Our Backstreets #10: Mommie Dearest Strikes Again

By Marilyn Ferdinand

Perhaps some of you saw an Associated Press story in your local paper or online news service (Comcast, for example) this past week reporting on the findings of a study comparing obesity in children with parenting style. The headline in the Chicago Sun-Times read “Strict Moms Raise Fatter Kids: Study.” The lead graf was: ”’Clean your plate or else!’ and other authoritarian approaches to parenting can lead to overweight children, a new study finds.”

Well, it’s hard for me to believe that a study published in the June issue of Pediatrics actually cited the phrase “clean your plate or else” in describing its findings, but since I don’t subscribe to Pediatrics, I can’t say for sure. The AP article was bylined by Carla K. Johnson, who I have learned is supposedly the first medical writer to have started a blog. She is quoted in Poynteronline (“Everything you need to be a better journalist”) as saying, “People comment that my blog is fun to read. I try to look for quirky health stories, something I can make a wry comment about. . . . I’m bringing a more casual tone into some of my print stories.” So, I think maybe she made that lead up.

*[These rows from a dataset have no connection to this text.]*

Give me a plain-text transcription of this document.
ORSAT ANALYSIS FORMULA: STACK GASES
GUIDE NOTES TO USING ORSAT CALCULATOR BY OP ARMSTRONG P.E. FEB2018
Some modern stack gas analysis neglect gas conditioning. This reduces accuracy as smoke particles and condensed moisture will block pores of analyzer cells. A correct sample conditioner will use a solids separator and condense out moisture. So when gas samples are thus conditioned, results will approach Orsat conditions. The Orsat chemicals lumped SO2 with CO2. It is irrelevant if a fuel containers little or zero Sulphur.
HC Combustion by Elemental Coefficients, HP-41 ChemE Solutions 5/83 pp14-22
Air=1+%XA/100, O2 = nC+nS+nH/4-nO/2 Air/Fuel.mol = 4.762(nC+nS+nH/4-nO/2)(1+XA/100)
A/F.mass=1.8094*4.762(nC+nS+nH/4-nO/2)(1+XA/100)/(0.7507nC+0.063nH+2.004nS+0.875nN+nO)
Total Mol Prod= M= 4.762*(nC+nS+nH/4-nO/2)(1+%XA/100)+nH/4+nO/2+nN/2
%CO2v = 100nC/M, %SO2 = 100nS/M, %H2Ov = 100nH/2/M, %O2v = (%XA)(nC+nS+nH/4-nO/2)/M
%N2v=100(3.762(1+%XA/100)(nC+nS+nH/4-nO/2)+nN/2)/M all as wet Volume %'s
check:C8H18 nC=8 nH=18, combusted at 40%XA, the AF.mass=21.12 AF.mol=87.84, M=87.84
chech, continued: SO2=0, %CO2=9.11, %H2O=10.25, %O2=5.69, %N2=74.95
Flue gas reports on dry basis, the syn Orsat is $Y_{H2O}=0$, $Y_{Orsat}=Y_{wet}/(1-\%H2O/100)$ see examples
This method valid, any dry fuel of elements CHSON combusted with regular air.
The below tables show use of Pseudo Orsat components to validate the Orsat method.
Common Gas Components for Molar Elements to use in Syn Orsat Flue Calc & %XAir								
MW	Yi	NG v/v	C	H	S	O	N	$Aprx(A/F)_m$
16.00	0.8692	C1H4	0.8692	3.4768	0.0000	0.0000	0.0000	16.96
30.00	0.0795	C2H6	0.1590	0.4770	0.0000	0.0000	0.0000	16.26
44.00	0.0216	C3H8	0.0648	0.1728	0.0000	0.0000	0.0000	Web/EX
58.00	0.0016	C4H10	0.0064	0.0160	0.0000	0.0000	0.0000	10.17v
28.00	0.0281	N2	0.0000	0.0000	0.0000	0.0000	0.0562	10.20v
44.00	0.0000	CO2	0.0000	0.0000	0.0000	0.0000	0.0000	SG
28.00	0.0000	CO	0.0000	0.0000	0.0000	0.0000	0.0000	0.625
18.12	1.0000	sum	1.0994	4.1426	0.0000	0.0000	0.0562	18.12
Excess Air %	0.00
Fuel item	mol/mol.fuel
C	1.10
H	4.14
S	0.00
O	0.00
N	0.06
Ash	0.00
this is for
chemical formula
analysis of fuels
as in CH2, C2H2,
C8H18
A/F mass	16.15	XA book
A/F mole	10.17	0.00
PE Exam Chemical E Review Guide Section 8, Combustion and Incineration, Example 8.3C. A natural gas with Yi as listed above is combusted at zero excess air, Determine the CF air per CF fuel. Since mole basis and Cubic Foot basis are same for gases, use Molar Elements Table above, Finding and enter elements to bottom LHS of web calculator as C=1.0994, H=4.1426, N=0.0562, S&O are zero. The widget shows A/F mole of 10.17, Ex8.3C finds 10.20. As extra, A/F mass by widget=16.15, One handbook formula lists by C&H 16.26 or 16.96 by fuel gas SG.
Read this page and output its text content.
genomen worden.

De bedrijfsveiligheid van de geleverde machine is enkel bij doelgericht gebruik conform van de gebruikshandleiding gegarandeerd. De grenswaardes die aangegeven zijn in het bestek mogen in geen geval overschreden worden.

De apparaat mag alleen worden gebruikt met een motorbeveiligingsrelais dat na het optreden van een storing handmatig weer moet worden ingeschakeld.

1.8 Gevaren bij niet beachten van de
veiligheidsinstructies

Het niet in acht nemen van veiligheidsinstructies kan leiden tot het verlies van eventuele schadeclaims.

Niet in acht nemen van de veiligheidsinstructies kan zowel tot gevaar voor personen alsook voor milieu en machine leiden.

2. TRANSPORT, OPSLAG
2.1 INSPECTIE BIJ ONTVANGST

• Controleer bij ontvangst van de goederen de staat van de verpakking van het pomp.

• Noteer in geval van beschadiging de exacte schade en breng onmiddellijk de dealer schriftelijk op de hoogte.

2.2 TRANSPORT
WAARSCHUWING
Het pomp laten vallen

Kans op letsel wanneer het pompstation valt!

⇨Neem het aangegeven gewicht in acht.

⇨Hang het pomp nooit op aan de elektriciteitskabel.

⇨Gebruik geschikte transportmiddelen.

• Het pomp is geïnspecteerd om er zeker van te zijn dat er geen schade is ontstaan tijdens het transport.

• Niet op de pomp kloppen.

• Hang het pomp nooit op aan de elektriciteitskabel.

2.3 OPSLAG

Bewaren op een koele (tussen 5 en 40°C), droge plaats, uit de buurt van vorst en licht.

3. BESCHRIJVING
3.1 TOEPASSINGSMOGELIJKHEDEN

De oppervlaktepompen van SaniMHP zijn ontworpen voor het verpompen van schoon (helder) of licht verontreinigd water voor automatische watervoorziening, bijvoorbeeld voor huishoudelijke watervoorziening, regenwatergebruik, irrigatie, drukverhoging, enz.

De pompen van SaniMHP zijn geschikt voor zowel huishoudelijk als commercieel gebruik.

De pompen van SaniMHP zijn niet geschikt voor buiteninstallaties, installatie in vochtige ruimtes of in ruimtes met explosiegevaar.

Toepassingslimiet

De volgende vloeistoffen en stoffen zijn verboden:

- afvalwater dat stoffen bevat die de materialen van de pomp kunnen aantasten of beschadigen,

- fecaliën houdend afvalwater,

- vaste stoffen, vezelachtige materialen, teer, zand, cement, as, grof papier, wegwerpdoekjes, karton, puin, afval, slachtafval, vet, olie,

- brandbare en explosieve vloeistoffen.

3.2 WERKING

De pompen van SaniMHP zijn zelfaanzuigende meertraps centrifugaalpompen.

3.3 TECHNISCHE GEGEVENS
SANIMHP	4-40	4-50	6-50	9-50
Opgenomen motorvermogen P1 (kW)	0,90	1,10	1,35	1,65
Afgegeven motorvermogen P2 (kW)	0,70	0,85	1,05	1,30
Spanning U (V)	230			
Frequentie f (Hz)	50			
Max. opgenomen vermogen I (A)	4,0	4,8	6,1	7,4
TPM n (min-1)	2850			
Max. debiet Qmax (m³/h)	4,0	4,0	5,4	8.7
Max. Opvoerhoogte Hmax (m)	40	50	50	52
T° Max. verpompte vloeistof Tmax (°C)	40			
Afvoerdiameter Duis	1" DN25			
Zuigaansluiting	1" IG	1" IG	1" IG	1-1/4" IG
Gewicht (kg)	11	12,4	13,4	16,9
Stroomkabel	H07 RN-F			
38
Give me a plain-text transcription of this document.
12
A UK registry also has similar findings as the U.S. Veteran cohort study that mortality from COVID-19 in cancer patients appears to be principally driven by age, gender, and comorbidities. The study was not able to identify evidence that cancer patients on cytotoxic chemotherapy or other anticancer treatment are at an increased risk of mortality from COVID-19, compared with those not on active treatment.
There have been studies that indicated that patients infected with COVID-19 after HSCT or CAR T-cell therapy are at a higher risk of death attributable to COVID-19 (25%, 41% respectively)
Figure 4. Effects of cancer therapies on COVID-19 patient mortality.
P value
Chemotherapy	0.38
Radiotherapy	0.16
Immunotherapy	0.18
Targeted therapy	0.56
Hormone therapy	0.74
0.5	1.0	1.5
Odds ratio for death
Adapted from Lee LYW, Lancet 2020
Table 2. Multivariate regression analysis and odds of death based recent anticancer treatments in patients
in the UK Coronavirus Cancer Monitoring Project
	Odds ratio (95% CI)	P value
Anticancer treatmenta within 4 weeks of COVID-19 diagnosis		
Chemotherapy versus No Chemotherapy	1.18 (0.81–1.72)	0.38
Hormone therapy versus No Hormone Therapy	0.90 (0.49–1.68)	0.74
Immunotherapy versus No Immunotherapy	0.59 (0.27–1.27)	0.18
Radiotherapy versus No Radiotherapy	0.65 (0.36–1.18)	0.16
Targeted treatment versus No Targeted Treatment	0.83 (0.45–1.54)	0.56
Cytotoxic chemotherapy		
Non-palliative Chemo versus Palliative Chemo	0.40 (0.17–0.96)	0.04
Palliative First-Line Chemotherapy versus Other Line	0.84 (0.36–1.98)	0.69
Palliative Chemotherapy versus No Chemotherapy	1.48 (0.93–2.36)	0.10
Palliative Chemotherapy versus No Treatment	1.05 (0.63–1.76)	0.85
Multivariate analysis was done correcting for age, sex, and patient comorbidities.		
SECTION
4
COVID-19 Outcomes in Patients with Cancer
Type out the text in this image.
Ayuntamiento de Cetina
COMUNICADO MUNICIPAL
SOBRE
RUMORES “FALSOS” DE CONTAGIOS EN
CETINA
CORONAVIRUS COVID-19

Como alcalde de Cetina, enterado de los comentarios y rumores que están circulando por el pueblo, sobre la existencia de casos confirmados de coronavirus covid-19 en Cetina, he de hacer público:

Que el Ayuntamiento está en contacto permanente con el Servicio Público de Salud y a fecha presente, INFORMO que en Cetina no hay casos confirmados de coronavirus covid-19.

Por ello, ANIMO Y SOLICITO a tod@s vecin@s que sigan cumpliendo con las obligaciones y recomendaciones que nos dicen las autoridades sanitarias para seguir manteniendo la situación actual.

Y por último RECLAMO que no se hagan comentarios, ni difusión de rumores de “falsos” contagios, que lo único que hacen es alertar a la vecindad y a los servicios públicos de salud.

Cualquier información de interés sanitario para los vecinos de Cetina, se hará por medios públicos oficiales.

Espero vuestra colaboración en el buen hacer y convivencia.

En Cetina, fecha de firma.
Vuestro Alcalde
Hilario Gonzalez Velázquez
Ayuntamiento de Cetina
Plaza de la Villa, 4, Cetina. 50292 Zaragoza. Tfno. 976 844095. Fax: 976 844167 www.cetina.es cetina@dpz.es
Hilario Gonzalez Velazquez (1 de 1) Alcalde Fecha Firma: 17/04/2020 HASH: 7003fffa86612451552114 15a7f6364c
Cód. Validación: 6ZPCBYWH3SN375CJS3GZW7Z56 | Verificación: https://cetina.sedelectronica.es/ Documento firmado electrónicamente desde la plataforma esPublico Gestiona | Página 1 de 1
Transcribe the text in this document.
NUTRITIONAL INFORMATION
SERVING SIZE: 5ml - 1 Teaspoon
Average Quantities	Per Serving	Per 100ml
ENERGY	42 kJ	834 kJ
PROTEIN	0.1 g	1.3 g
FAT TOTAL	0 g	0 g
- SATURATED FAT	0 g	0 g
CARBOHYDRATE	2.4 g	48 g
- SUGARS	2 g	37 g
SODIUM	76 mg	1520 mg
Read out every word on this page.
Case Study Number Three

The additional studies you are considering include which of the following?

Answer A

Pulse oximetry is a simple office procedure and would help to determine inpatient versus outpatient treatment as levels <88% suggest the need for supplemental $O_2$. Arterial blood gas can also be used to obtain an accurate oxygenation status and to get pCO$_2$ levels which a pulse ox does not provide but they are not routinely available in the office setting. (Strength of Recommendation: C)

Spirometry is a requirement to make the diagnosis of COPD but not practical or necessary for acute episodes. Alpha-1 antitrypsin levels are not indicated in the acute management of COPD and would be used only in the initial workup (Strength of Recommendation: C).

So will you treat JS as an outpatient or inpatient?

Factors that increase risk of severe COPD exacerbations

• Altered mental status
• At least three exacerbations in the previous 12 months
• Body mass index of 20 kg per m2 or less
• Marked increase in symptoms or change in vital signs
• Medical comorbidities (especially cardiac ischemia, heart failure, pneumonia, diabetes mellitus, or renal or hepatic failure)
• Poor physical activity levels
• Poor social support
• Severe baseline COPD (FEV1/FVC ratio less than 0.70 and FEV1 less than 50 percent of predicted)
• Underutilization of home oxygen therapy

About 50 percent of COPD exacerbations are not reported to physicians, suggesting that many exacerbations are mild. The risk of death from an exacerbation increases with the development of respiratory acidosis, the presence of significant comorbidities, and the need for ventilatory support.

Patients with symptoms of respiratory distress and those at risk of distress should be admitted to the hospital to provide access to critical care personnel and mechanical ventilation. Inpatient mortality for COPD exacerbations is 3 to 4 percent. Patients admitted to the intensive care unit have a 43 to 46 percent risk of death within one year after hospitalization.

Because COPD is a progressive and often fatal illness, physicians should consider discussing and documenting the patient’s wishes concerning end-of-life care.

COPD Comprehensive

I’m intrigued by how many media outlets picked up this item. Not all of them used the accusatory headline that was in the Sun-Times. The Washington Post started with “Strict Parenting Linked to Overweight Kids.” ABC affiliate KATU-TV has “Study Finds Strict Parenting Can Lead to Overweight Kids” on its website. To be frank, however, the Sun-Times headline, while more offensive, was also more honest. The study drew from data from the National Institute of Child Health and Human Development Study of Early Child Care and Youth Development, which surveyed only mothers and children.

I have limited access to the data used in this study. You have to pay to use it, and that’s exactly what a lot of academics do who can’t get funding for their own studies but need to publish to keep their jobs and gain that increasingly elusive tenure. What I have learned is that the study authors constructed four parenting styles using two scales—maternal sensitivity and maternal expectations for child self-control—and compared the mothers in the data mine’s longitudinal study with the weight of their offspring over time. Hence, the finding that what they called “authoritarian” mothering created fatter children.

Why the National Institute study chose not to involve fathers in their data mine is a basic question any reporter should have asked. A good reporter also would have asked about food choices that were the norm in the study households. Fast food is a popular—and fattening—choice because almost all kids will eat it, and modern families frequently don’t have time for traditional sit-down meals. In addition, there was no mention of the commercial food industry that creates demand for high-calorie cereals, desserts, and snacks through advertising and entertainment tie-ins as being a link in the child obesity chain. I question the peer reviewers at Pediatrics for accepting this article for publication, but I’m not really here to bludgeon the academic press.

Rather, I am tired of the media taking the easy way out on medical studies and especially looking for “hooks” that will resonate in the public consciousness. The long and complicated history of Mom in the culture wars that have dominated the second half of the 20th century is further tangled by reporters looking for wry and quirky data to feed undigested to media that are getting increasingly boilerplate in their coverage. (I also wonder why Carla Johnson [or an editor at the Sun-Times] felt the need to Anglicize the name of the study’s lead author from Kyung to Kay, but that’s another issue for another day.)

Moms have a hard time these days juggling multiple responsibilities, and don’t deserve to be made to feel guilty about whether their necessary disciplining is going to jeopardize their children’s health. I think perhaps journalism ought to worry less about strict moms and more about lax reporters and editors and the health of the news they’re putting out there. l

  • Anonymous spoke:
    19th/08/2006 to 11:26 am

    I appreciate your point of view, but comming from a very strict authoritative home where I never heard the words “I love you” and did not receive hugs I appreciate this study. I have always had a problem with my weigh and my parents tried to control this as well. Food was my friend and I learned early that it was comforting. My sister came in the picture when I was 13 years old. My parents were totally different to her – very loving. They were older and wiser, and she benifited from this. She is VERY thin and doesn’t have to work at it. I think that parents need to know these things – and what they do to their kids. And adult children can begin to heal and understand why they do the things they do.

  • Marilyn spoke:
    19th/08/2006 to 11:41 am

    Thanks for commenting. I’m not saying parents don’t have an influence on their children’s eating habits. Indeed, parents are the number one influence on their children. I have a problem in general with the uninformed way reporters use clinical studies to create sound bites, disseminating bad and scary information along with the sometimes good and useful. This study was flawed and should have been scrutinized more.